- Born: Otto Richard Sigismund Tschirch 4 June 1858 Guben, Brandenburg, Prussia
- Died: 13 March 1941 (aged 82) Brandenburg an der Havel, Brandenburg, Germany
- Occupations: Historian/writer Teacher
- Spouse: Maria Beata Schütz (1864–1945)
- Children: Ilse Tschirch (1886-1949) Siegfried Tschirch (1888-) Dr. Alexander Tschirch (1890-) 2 others
- Parent(s): Carl Adolf Tschirch (1815–1875) Marie Tschirch (1827-1906) (born Marie Sausse)

= Otto Tschirch =

German teacher and historian

Otto Tschirch (4 June 1858 – 13 March 1941) was a German pedagogue, historian and archivist. Alongside his general teaching, his particular specialism was the history of Brandenburg an der Havel and of the Margraviate of Brandenburg more generally. These were the focus of much of his published output.

==Life==
===Family background===
Otto Richard Sigismund Tschirch was born in Guben, then a mid-sized industrial town straddling the Neiße River, located between Berlin and Breslau. He was the second recorded son of Carl Adolf Tschirch (1815–1875), an evangelical minister in Guben. His elder brother, Alexander Tschirch (1856-1939), later gained distinction as a professor of pharmacy at Bern.

===Early years===
Otto Tschirch attended the elementary and secondary ("Gymnasium") schools in Guben before moving on to study at Berlin where between 1876 and 1880 he studied History, Germanistics, Geography, Philosophy and Pedagogy. His lecturers at Berlin included Mommsen, Nitzsch and Droysen for History, Kiepert for Geography, Johannes Schmidt for Indo-German languages, Albrecht Weber for Sanskrit and Philosophy of language with Steinthal. After university Tschirch taught, till 1882, at the orphanage ("Zivilwaisenhaus") in Potsdam. He obtained his teaching certificate in June 1882 and in October of that year took up a position as a Referendary at the Luisenstädtische Gymnasium (secondary school) in Berlin, switching early on to the Saldern-Gymnasium (secondary school) in Brandenburg an der Havel, where from 1884 he had a permanent contract.

===Middle years===
1884 was also the year in which he received his doctorate, from the University of Halle, for work on the history of Milan between 1162, the year of the city's virtual destruction, and the departure of Frederick I during the 1180s.
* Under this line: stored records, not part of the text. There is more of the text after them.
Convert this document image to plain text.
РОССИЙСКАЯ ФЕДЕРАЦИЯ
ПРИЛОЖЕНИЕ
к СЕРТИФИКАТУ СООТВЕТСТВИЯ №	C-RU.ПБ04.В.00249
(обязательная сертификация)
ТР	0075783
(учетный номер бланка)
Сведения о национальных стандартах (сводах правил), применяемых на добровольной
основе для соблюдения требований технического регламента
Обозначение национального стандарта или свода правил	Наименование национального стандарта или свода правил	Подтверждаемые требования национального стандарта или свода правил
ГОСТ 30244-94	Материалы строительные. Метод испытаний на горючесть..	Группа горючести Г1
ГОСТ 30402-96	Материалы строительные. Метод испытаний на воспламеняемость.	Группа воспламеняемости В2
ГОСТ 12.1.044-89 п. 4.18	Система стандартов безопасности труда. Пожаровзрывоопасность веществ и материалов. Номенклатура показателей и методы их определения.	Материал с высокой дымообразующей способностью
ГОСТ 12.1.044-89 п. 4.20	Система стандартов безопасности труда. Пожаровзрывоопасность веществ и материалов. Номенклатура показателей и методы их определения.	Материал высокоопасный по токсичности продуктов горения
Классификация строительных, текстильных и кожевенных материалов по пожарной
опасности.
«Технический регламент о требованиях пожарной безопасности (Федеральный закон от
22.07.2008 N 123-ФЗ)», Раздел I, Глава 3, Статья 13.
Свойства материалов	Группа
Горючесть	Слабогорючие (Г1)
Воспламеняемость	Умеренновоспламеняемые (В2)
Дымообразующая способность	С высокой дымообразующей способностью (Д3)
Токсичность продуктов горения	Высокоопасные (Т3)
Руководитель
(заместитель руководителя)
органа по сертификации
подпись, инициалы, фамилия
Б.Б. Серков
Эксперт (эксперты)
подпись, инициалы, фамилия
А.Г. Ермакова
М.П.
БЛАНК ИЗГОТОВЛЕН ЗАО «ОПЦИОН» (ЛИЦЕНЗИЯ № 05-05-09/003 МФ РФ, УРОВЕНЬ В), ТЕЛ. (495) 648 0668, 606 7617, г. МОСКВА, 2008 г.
In 1899 he was appointed to the newly created (though at this point unpaid) office of Brandenburg municipal archivist, and in 1902 he was nominated as a professor. He continued to teach till his retirement from it in 1921. As a historian he remained active in various other respects.

===Beyond the school walls===
Tschirch became a member of the Brandenburg an der Havel Historical Association in 1886. In 1894 he joined the management committee, becoming deputy secretary in 1894 and principal secretary to the association in 1895. Between 1909 and 1937 he served as its chairman. He was deeply involved in celebrations of the town's millennial anniversary in 1929. Along with this, he was appointed Municipal Archivist in 1899, initially on an honorary basis, but the position was one for which he received a salary between 1921 and 1929.

It was in 1929 that his two-volume work Die Geschichte der Chur- und Hauptstadt Brandenburg an der Havel: Festschrift zur Tausendjahrfeier der Stadt 1928/29 was published, its appearance timed to coincide with the town's millennium. Most recently reprinted in 2013, the work has become a standard work on the history of Brandenburg and the region.

In 1912 Tschirch was a co-founder of Brandenburg's Museum Association ("Vereinigung Brandenburgischer Heimatmuseen"), becoming deputy chairman in 1922 and chairman in 1932. After the museum opened, between 1923 and 1939, he was responsible for running it. He was also a member of the Historical Commission for the Brandenburg Province and Berlin between 1925 and the commission's closure in 1939.

There was a move to have Otto Tschirch made an honorary citizen of Brandenburg an der Havel in 1929, but the idea was rejected by the young mayor of Brandenburg, Ernst Fresdorf. Fresdorf was a member of the SPD (party) and was suspicious of Tschirch's monarchist sympathies. However, Fresdorf moved on in 1932, and during 1933 Otto Tschirch was made an honorary citizen of his home town. Further recognition came in 1993 when a street in Brandenburg was named after him, to be followed by a school in 2007.

===†===
Otto Tschirch died following a traffic accident in Brandenburg an der Havel on 13 March 1941. His final decades were crowned by further historical projects and publications.

==Family==
Otto Tschirch married Maria Beata Schütz in 1885. Three recorded children resulted: Ilse (1886), Siegfried (1888) and Alexander (1890). Of these, Ilse married in 1917 an evangelical minister called Karl Ludwig Wilhelm Lencer; Siegfried became a ship's officer and, later, captain. Alexander became a physician, practicing as a gynaecologist in Wismar from 1919.